Kouwenhoven Willemieke M, Robinson Edward J, Hamberg Daniek, von Oerthel Lars, Smidt Marten P, van der Heide Lars P
Swammerdam Institute for Life Sciences, Molecular Neuroscience Lab, University of Amsterdam, Amsterdam, The Netherlands.
Cell Death Dis. 2025 Apr 1;16(1):230. doi: 10.1038/s41419-025-07552-w.
Mesodiencephalic dopamine neurons (mdDA) of the substantia nigra pars compacta (SNc) and ventral tegmental area (VTA) play critical roles in regulating movement and motivation. Pitx3 is an essential transcription factor required for proper embryonic development and terminal differentiation of mdDA neurons. Although Pitx3 is expressed in every mdDA neuron, its ablation results only in the absence of the SNc, not the VTA. The developmental stage at which the loss of SNc first becomes apparent, as well as the underlying mechanism, remains elusive. Here, we demonstrate, using a Pitx3 knockout GFP knock-in mouse model, that this loss does not occur during embryogenesis but rather postnatally. Quantification of GFP expression revealed a significant reduction in the total number of dopamine neurons at postnatal day 3, but not at embryonic day 14.5, 155, and 18.5. Mechanistically this reduction is accompanied by an increase in the number of cleaved caspase 3-positive GFP neurons, suggesting apoptosis. In addition, RT-PCR performed on isolated GFP neurons, one day before the loss of dopamine neurons revealed a notable elevation in the expression of the pro-apoptotic BH3-only factor Noxa. Overexpression of Noxa in dopaminergic MN9D cells dose-dependently increases the level of cleaved caspase 3 and the number of propidium iodide-positive cells, indicating that Noxa expression is sufficient to induce cell death in dopamine cells. Additionally, Noxa expression in MN9D cells, combined with a Bax-inhibiting peptide, reduces the number of cleaved caspase 3-positive and propidium iodide-positive cells, further supporting apoptosis as the mechanistic form of cell death. Overall, our study provides insights into the cell death machinery implicated in the loss of dopamine neurons, which may hold relevance for diseases affected by the loss of dopamine neurons such as Parkinson's disease, where this is a hallmark feature.

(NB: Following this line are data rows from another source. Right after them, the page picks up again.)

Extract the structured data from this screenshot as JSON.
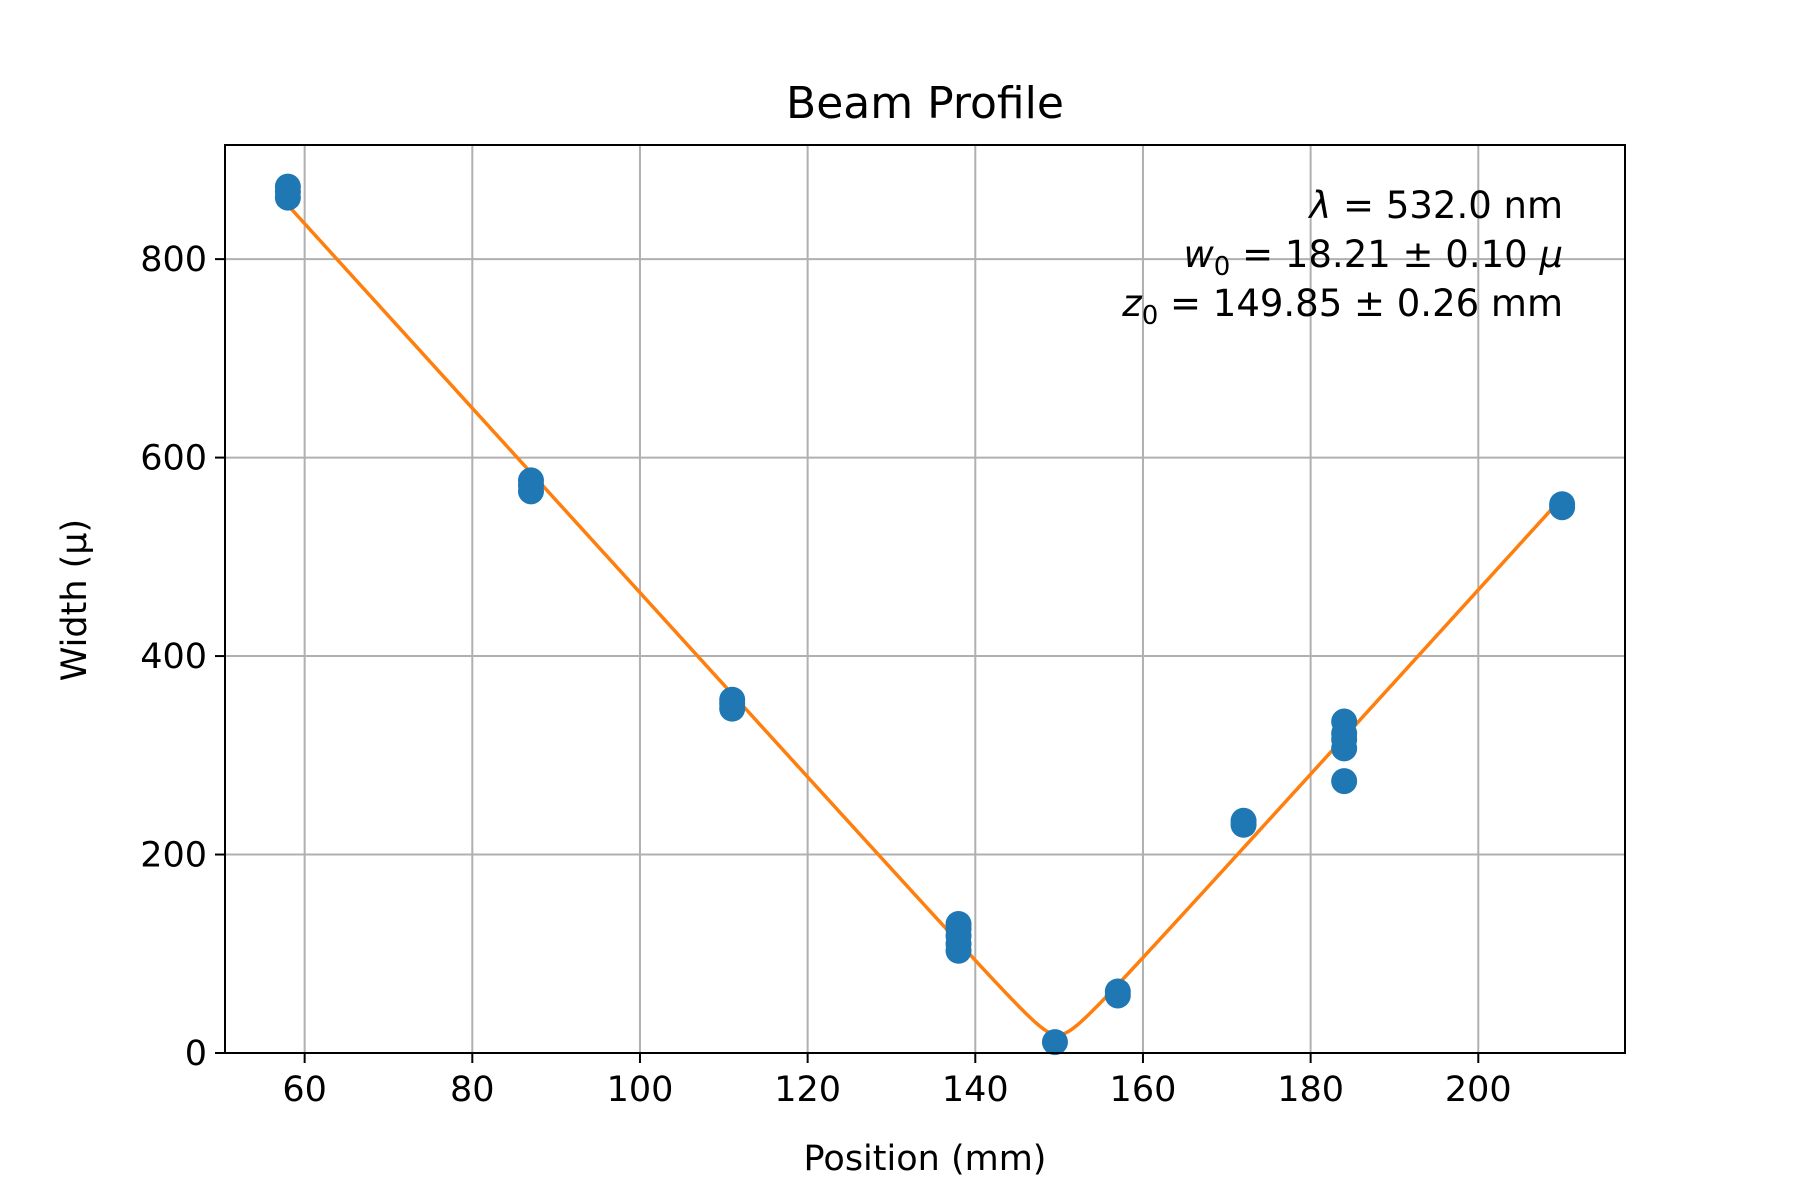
{
  "chart_data": {
    "type": "scatter",
    "title": "Beam Profile",
    "xlabel": "Position (mm)",
    "ylabel": "Width (μ)",
    "xlim": [
      50.5,
      217.5
    ],
    "ylim": [
      0,
      915
    ],
    "xticks": [
      60,
      80,
      100,
      120,
      140,
      160,
      180,
      200
    ],
    "yticks": [
      0,
      200,
      400,
      600,
      800
    ],
    "grid": true,
    "legend": "none",
    "series": [
      {
        "kind": "scatter",
        "color": "#1f77b4",
        "points": [
          [
            58,
            873
          ],
          [
            58,
            868
          ],
          [
            58,
            862
          ],
          [
            87,
            577
          ],
          [
            87,
            572
          ],
          [
            87,
            566
          ],
          [
            111,
            356
          ],
          [
            111,
            352
          ],
          [
            111,
            347
          ],
          [
            138,
            130
          ],
          [
            138,
            125
          ],
          [
            138,
            118
          ],
          [
            138,
            110
          ],
          [
            138,
            103
          ],
          [
            149.5,
            11
          ],
          [
            157,
            62
          ],
          [
            157,
            58
          ],
          [
            172,
            234
          ],
          [
            172,
            230
          ],
          [
            184,
            334
          ],
          [
            184,
            322
          ],
          [
            184,
            316
          ],
          [
            184,
            307
          ],
          [
            184,
            274
          ],
          [
            210,
            553
          ],
          [
            210,
            550
          ]
        ]
      },
      {
        "kind": "line",
        "color": "#ff7f0e",
        "model": "gaussian-beam-fit",
        "wavelength_nm": 532.0,
        "w0": 18.21,
        "z0": 149.85,
        "x_range": [
          58,
          210
        ]
      }
    ],
    "annotation": {
      "position": "top-right",
      "lambda_symbol": "λ",
      "lambda_text": " = 532.0 nm",
      "w_symbol": "w",
      "w_sub": "0",
      "w_text": " = 18.21 ± 0.10 ",
      "w_unit": "μ",
      "z_symbol": "z",
      "z_sub": "0",
      "z_text": " = 149.85 ± 0.26 mm"
    }
  }
}
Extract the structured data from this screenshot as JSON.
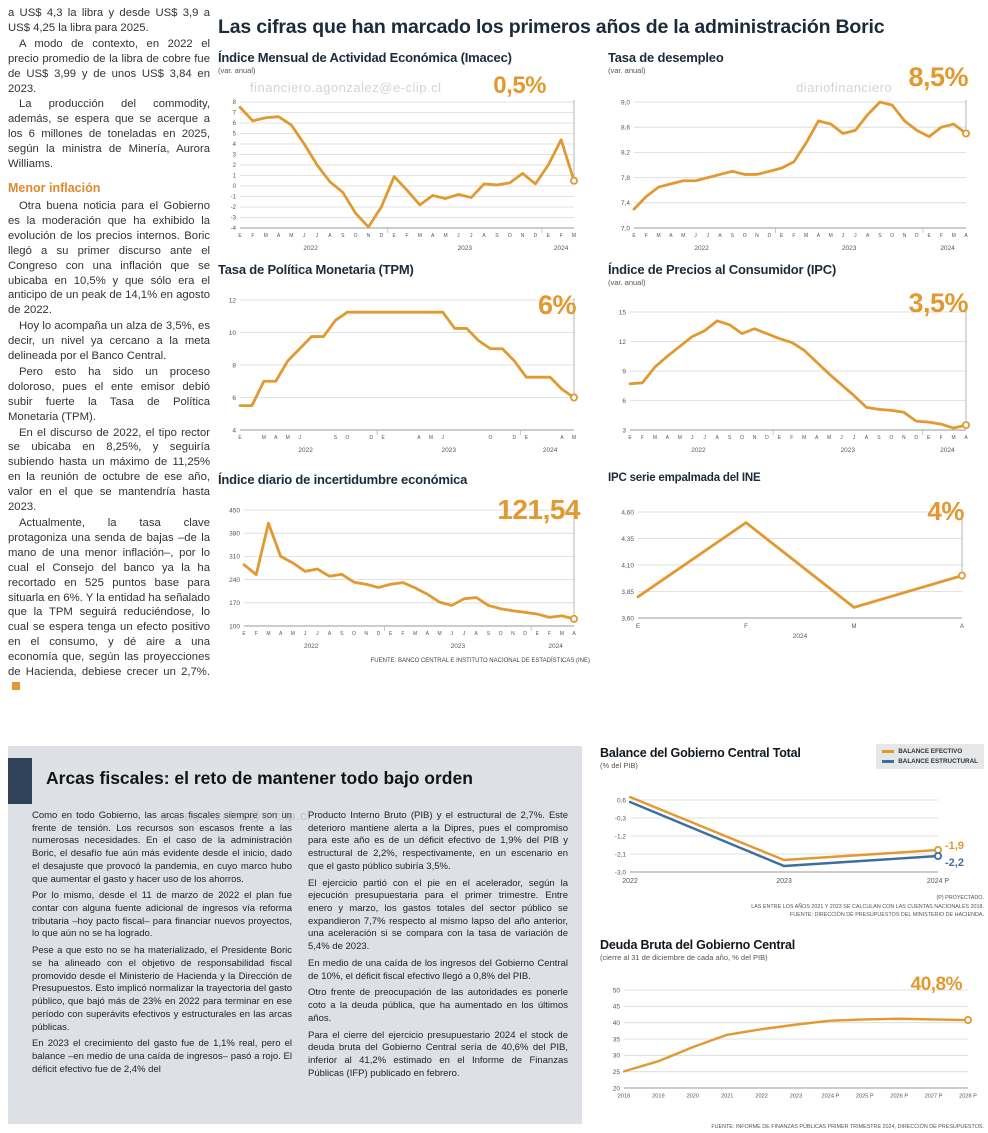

黑质致密部(SNc)和腹侧被盖区(VTA)的中脑多巴胺能神经元(mdDA)在调节运动和动机方面发挥着关键作用。Pitx3是mdDA神经元正常胚胎发育和终末分化所必需的转录因子。尽管Pitx3在每个mdDA神经元中都有表达,但其缺失仅导致SNc的缺失,而不是VTA的缺失。SNc缺失首次变得明显的发育阶段以及潜在机制仍然不清楚。在这里,我们使用Pitx3基因敲除绿色荧光蛋白敲入小鼠模型证明,这种缺失不是在胚胎发生期间发生的,而是在出生后发生的。对绿色荧光蛋白表达的定量分析显示,出生后第3天多巴胺能神经元的总数显著减少,但在胚胎第14.5、15.5和18.5天没有减少。从机制上讲,这种减少伴随着裂解的半胱天冬酶3阳性绿色荧光蛋白神经元数量的增加,表明细胞凋亡。此外,在多巴胺能神经元缺失前一天对分离的绿色荧光蛋白神经元进行的逆转录聚合酶链反应(RT-PCR)显示,仅含BH3结构域的促凋亡因子Noxa的表达显著升高。Noxa在多巴胺能MN9D细胞中的过表达剂量依赖性地增加了裂解的半胱天冬酶3的水平和碘化丙啶阳性细胞的数量,表明Noxa的表达足以诱导多巴胺能细胞死亡。此外,MN9D细胞中Noxa的表达与Bax抑制肽相结合,减少了裂解的半胱天冬酶3阳性和碘化丙啶阳性细胞的数量,进一步支持细胞凋亡是细胞死亡的机制形式。总的来说,我们的研究为与多巴胺能神经元缺失相关的细胞死亡机制提供了见解,这可能与受多巴胺能神经元缺失影响的疾病如帕金森病有关,而多巴胺能神经元缺失是帕金森病的一个标志性特征。